Jakarta - Angka perceraian di Indonesia terus mengalami peningkatan yang mencapai sekitar angka 300 ribu kasus setiap tahun, Menteri Agama RI, Prof. Dr. KH. Nasaruddin Umar, menyatakan untuk mengatasi lonjakan perceraian, Menag yang juga menjabat Ketua Umum BP4 masa bakti 2024–2029 itu mengumumkan langkah strategis: mulai tahun 2025, seluruh pasangan calon pengantin diwajibkan mengikuti bimbingan pranikah.
“Kami menemukan korelasi signifikan antara bimbingan pernikahan dan ketahanan keluarga. Mereka yang mengikuti bimbingan cenderung memiliki pernikahan yang lebih stabil, tidak rentan terhadap perceraian, KDRT, bahkan lebih siap dalam menghadapi tantangan mengasuh anak, termasuk mencegah stunting,” ujar Nasaruddin saat membuka Rakernas Badan Penasihatan Pembinaan dan Pelestarian Perkawinan (BP4) tahun 2025 di Jakarta, Selasa (22/4/2025).
Menag juga menghimbau agar para hakim di pengadilan agama lebih selektif dalam mengabulkan permohonan cerai.
“Jangan terlalu gampang menceraikan orang. Selama masih bisa diberikan penasihatan dan pembinaan, itu harus diupayakan. Perceraian itu dampaknya luas, terutama pada anak dan struktur sosial masyarakat,” katanya.
Salah satu temuan mencengangkan yang diungkap Menag adalah meningkatnya kasus perceraian akibat judi online. Ia menyebut, sebelum maraknya judi daring, pada 2019 angka perceraian akibat faktor ini hanya sekitar 1.000 kasus. Namun dalam data terbaru yang dikantongi Kemenag, jumlah tersebut melonjak menjadi lebih dari 4.000 kasus.
“Judi online sekarang menjadi faktor dominan penyebab perceraian. Tahun 2019 hanya sekitar seribuan. Tapi kemarin, datanya menunjukkan perceraian karena judi online mencapai lebih dari empat ribu. Ini yang terdata, bisa jadi lebih banyak yang tak tercatat,” paparnya.

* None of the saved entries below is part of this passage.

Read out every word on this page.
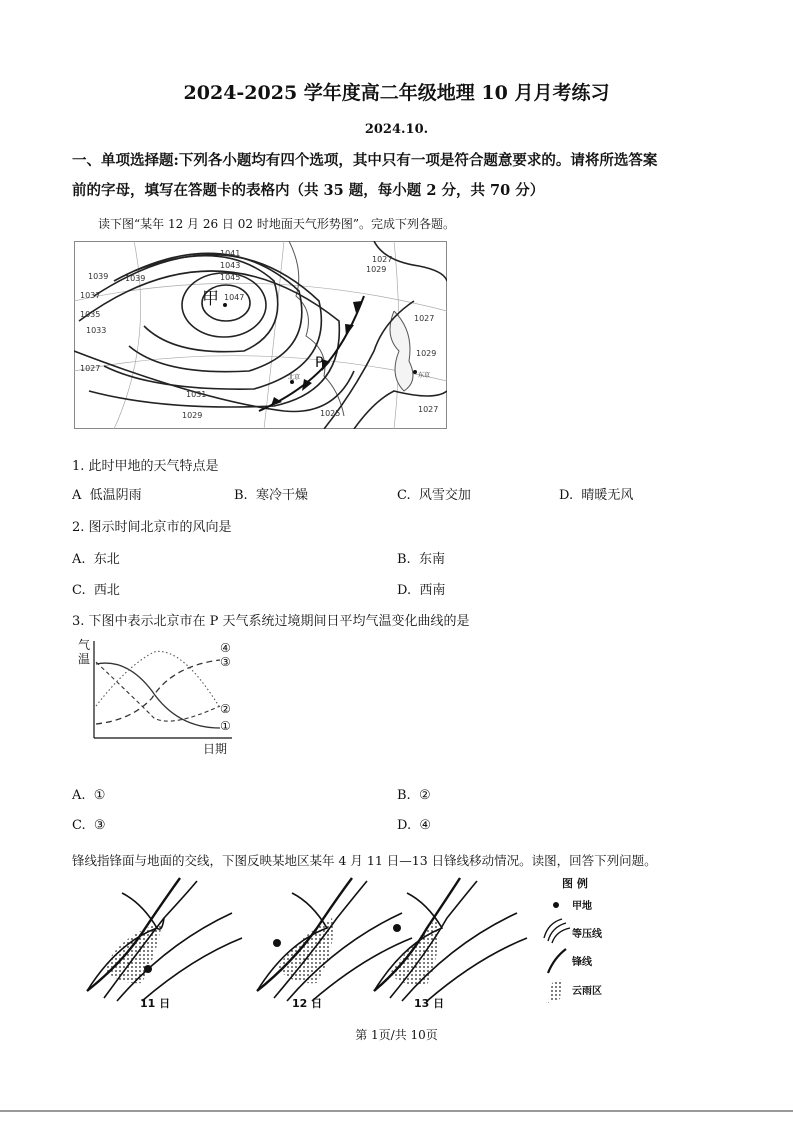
2024-2025 学年度高二年级地理 10 月月考练习
2024.10.
一、单项选择题:下列各小题均有四个选项，其中只有一项是符合题意要求的。请将所选答案
前的字母，填写在答题卡的表格内（共 35 题，每小题 2 分，共 70 分）
读下图“某年 12 月 26 日 02 时地面天气形势图”。完成下列各题。
甲
P
北京	东京
1041
1043
1045
1047
1039 1039
1037
1035
1033
1027
1031
1029
1027
1029
1027
1029
1025	1027
1. 此时甲地的天气特点是
A 低温阴雨	B. 寒冷干燥	C. 风雪交加	D. 晴暖无风
2. 图示时间北京市的风向是
A. 东北	B. 东南
C. 西北	D. 西南
3. 下图中表示北京市在 P 天气系统过境期间日平均气温变化曲线的是
气
温
④
③
②
①
日期
A. ①	B. ②
C. ③	D. ④
锋线指锋面与地面的交线，下图反映某地区某年 4 月 11 日—13 日锋线移动情况。读图，回答下列问题。
11 日	12 日	13 日
图 例
甲地
等压线
锋线
云雨区
第 1页/共 10页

Selain judi online, Menag juga menyoroti penyebab lain yang turut merapuhkan rumah tangga, seperti perselingkuhan, campur tangan orang ketiga, masalah ekonomi, kekerasan dalam rumah tangga (KDRT), hingga perbedaan agama. Ia menekankan bahwa semua persoalan ini berakar dari lemahnya pengamalan nilai-nilai agama dalam keluarga.
“Tidak ada keluarga yang kokoh tanpa anggota keluarga yang kokoh dalam memegang prinsip agama,” ucap Menag.
Nasarudim menegaskan mempertahankan keutuhan keluarga adalah bentuk jihad di masa kini.
“Jihad kita saat ini adalah menurunkan angka perceraian di Indonesia, sebagaimana keberhasilan BP4 di masa lalu yang mampu menekan lonjakan perceraian secara signifikan,” ujar Menag dalam sambutannya.
Dengan mengusung tema “Dengan Cinta Menuju Keluarga Bahagia”, Rakernas BP4 tahun ini mengangkat urgensi penguatan institusi keluarga di tengah tantangan zaman. Menag Nasaruddin menyebut perceraian kini tidak hanya meningkat, tapi juga diiringi penurunan angka pernikahan—sebuah kondisi yang ia sebut sebagai ancaman serius bagi masa depan bangsa.
“Perceraian meningkat, perkawinan mulai menurun. Ini bukan soal kecil. Dalam Al-Qur’an, ayat-ayat lebih banyak bicara tentang keutuhan rumah tangga, bukan tentang negara. Artinya, negara yang kuat harus dimulai dari keluarga yang kuat,” tambahnya.